Under Tourism
DécryptagesAu moment où l’éthique et l’authenticité sont élevées au rang du sacré, une nouvelle mappemonde touristique se met en place.
Après le slow voyage et face aux critiques de « l’Over Tourism », – qui jugent intrusive, parfois destructive, l’immersion de touristes dans les villes attractives – les experts universitaires comme James Kennel abordent la notion « d’Under Tourism » pour souligner le changement de paradigme des consommateurs vis-à-vis de l’industrie touristique.
En ce terme plusieurs constats émergent : la prise de conscience de l’impact social et environnemental du secteur ; la multiplication des chantres de l’expérience touristique authentique ; et le retour de la figure de l’habitant, qui, pour des observateurs comme Marine Loisy – chercheuse en anthropologie sociale -, n’a jamais été aussi valorisée.
Dans ce contexte, les destinations uniques et les expériences transformationnelles – plutôt que l’hébergement de luxe – sont en passe de devenir l’extravagance ultime.
De l’authenticité plaquée Or
À l’heure de l’airbnbisation des espaces – comme critiquée par le journaliste Carlos Zanón l’année dernière dans El Pais – il ne suffit plus, pour bâtir un moi distinctif ou transgresser la norme, de faire un pas de côté, mais de s’éloigner de l’idée de « contrefait » et de confort conformisant.
Un phénomène analysé côté offres commerciales par l’essayiste Jean-Laurent Cassely dans « No Fake », qui met en cause notamment la standardisation des expériences et le sentiment d’irréalité qui s’est propagé un peu partout au détriment d’une conception appropriée de ce qui est « vrai ».
A l’encontre de ce phénomène et à rebours d’une industrie où cette homogénéité est dangereuse – pour l’environnement et pour l’attractivité du secteur -, plusieurs agences proposent donc une autre idée du luxe avec voyages mystères et éthiques à la clef.

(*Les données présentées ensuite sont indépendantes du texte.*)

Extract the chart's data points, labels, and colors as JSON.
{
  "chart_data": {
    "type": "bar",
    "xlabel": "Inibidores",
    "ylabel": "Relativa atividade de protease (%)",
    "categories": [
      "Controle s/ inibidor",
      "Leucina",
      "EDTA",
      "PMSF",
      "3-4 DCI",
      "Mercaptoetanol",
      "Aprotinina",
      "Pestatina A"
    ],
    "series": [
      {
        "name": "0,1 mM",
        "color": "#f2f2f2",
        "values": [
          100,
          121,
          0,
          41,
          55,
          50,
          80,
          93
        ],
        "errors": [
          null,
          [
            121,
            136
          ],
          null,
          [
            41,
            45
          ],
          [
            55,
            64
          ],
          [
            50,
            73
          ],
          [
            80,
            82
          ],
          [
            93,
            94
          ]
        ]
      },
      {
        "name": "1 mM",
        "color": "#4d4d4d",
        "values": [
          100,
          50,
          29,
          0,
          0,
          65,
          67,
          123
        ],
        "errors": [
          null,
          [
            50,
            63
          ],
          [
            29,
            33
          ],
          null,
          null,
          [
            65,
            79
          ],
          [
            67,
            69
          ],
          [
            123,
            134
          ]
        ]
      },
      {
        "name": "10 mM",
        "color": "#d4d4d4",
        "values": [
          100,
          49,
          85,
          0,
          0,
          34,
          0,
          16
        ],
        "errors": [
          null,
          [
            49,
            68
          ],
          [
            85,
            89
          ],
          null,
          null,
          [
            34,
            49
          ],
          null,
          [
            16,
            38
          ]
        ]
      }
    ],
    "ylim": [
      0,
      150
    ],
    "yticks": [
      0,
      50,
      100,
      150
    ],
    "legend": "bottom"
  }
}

Une immersion différenciante proposée par des agences comme Wix Squared qui soigne son offre authentique en sélectionnant la destination idéale en fonction des goûts personnels, des dégoûts et des exigences pratiques préalablement renseignées par le consommateur.
Alors que le segment du voyage de luxe est en pleine expansion selon une étude d’Allied Market Research (avec un taux de croissance annuel de 6,4% prévu entre 2016 et 2022), cette vague d’un voyage plus « transformationnel » est repris par des agences comme 700,000 heures, ou des clubs ultra premium comme The Extraordinary Adventurous Club (EAC).
Même si ces concepts font office de niches (à partir de 175 000 £ le séjour pour The Extraordinary Adventurous Club), ils sont représentatifs de l’idée de luxe en elle-même qui est désormais adossée au voyage : « L’exlusivité était autrefois une affaire d’or, de marbre et de lustres, de grands lobbys et de fastueux hôtels. C’est maintenant un sujet de destination. Il s’agit de ce que je reçois en tant qu’invité d’un point de vue éducatif et émotif », confirme Guy Heywood, directeur de l’exploitation dans les hôtels et complexes Alila.
Nouvelle mappemonde touristique
Alors, où faut-il aller chercher cette nouvelle carte touristique ? Alors que la Gen Z est plus que jamais en « quête de vérité » selon nos études, les lieux secrets et les spots isolés et inattendus sont la nouvelle référence.
Ainsi Bhoutan est la nouvelle référence himalayenne du tourisme soigneusement contrôlé ; tout comme les îles Andaman deviennent plus prisées que les Maldives ; Sumba plus tendance que Bali ; et le phénomène, – qui précède l’économie touristique – se vérifie dans les plus grandes villes avec un afflux de plus en plus fort vers des lieux comme Alger – plutôt que Marrakech – ou Podgorica (Monténégro) – plutôt que Dubrovnik.
De la même façon, en France, l’Auvergne – plutôt que la Côte d’Azur – fait l’objet d’un intérêt nouveau sur ces critères.
Selon le magazine Mint, c’est aussi des lieux comme l’Ecosse des Highlands qui méritent désormais notre attention, portée par l’aspect visuel… Dans la lignée, les destinations reculées que sont l’Islande (+ 380% de fréquentation en 8 ans), le Kirghizistan, ou encore la Norvège (lieu du projet Svart, par l’agence d’architecture Snøhetta à horizon 2021).
Au cœur de ces nouveaux codes on retrouve aussi la dynamique dynamisante des « staycations », qui, en Afrique et un peu partout, redessinent un tourisme local. Une perspective d’ores et déjà annonciatrice d’une meilleure répartition géographique, saisonnière et thématique du tourisme mondial.